There is definitely not a shortage of children’s toys available on the market today, but it can still be a challenge to find something that will keep your child engaged and active. And as parents, we would prefer not to break our budget on toys in an attempt to keep our children engaged and entertained.
In this guide, we have listed toys that help exercise the areas of activity that have an important impact on your child’s health.
- Kick Scooter
- Roller Blades
- Trampoline
- Balance Bike
- Karaoke Machine
- Water Slide
The Benefits of Improving your Child’s Fitness
There are many benefits to your child being active. Some of these benefits continue into their teen and adult life, such as developing a healthy habit of putting in the time and effort to exercise weekly. Everybody knows the general reasoning for ensuring your child gets exercise, but the more specific benefits are:
The Three Types of Physical Activity and Their Toys
It is recommended that children receive on average 60 minutes of exercise a day. And there are three main areas of activity that your child should exercise every day. If you would like to track the amount of exercise your child gets or their movements for safety reasons, consider purchasing a smartwatch or fitness watch designed for kids.
Endurance/Aerobic:
Endurance or aerobic activity involves the continuous movement of large muscle groups. It causes your heart and breathing rate to increase, and you work up a sweat. This kind of activity is essential to the strengthening of your heart and lungs.
Kick Scooter
Riding on a kick scooter is a great cardiovascular endurance activity. Your heart rate and breathing are constantly changing depending on how fast your child is kicking and moving. Increasing and decreasing your heart rate and breathing is an excellent way to improve your endurance because you are constantly working your lungs and heart, strengthening the surrounding supporting muscles that help improve the functioning of these organs.
Roller Blades
Roller skating is another great way to improve endurance. It works the same as scootering. Using large groups of muscles to propel yourself forward drives your heart and breathing rate up; therefore, exercising the surrounding and supporting muscles of the organs improves your endurance.
Strength/Muscle and Bone Strengthening:
Strengthening your child’s bones and muscles helps with their development and health further down the line. Working against some form of resistance is one of the best ways to improve your child’s strength. Their muscles should be strong enough to handle the daily challenges they will encounter, such as lugging a heavy book bag up a flight of stairs.
Trampoline
A trampoline might seem like an odd thing to suggest just after we’ve told you that the best way to improve muscle strength is by working against some form of resistance. But what you might not know is that when jumping, your child is working against resistance. They’re working against gravity.

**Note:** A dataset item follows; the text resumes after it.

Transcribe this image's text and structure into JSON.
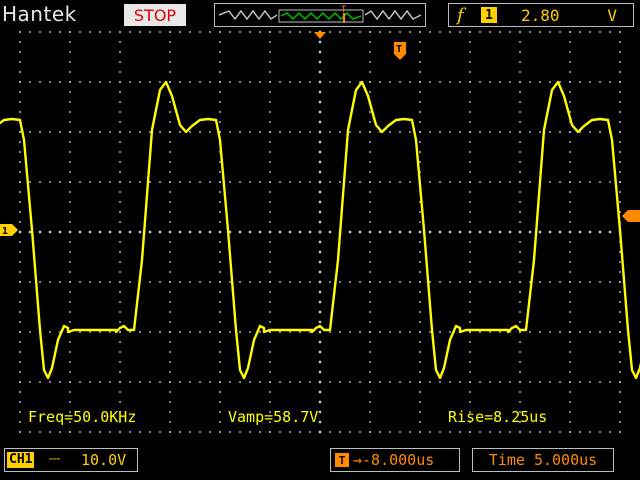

To remain balanced in the air, your child has to use all their major muscle groups – back, core arms, and legs. This means that all the major muscle groups are working against gravity to keep your child upright, therefore strengthening the muscles.
Balance Bike
When your child is pushing the balance bike forward, their leg muscles are actively working against the resistance from the friction of the road, and their core muscles are activated to remain balanced. Therefore both the large muscle groups in the legs and core are being strengthened. One of the smaller muscle groups that also get exercised is the muscles in your hands and feet. It might not be noticeable, but strengthening these muscles can improve your child’s fine motor skills and ankle strength.
Flexibility:
Flexibility is a vital activity for your child to practice. Flexibility helps maintain and lengthen muscle length, and it helps prevent the shortening or stiffening of muscles, which helps reduce the risk of injury. It encourages strong muscles and bones, improves mobility, muscle coordination, and good posture.
Dancing
Dancing is a fun way to improve your flexibility. Before and after every dance session, your child will have a stretching session. While dancing, your child will continue to stretch their muscles. As the stretches and dance moves become easier, your child will be able to go further into each action, eventually permanently lengthening their muscles and improving their flexibility. If you don’t want to pay for dance lessons, consider purchasing a karaoke machine or Bluetooth speaker so your child has music they can dance and stretch to.
Active Play on a Playground
The running, climbing, falling, and jumping involved in active play encourage the muscles to expand and contract while activated. While their muscles are expanded, they are being stretched. Continually expanding their muscles will improve their flexibility and mobility. If you have the luxury of having a yard and live a distance from a park, consider purchasing a small jungle gym or water slide to encourage your kids to play outside actively.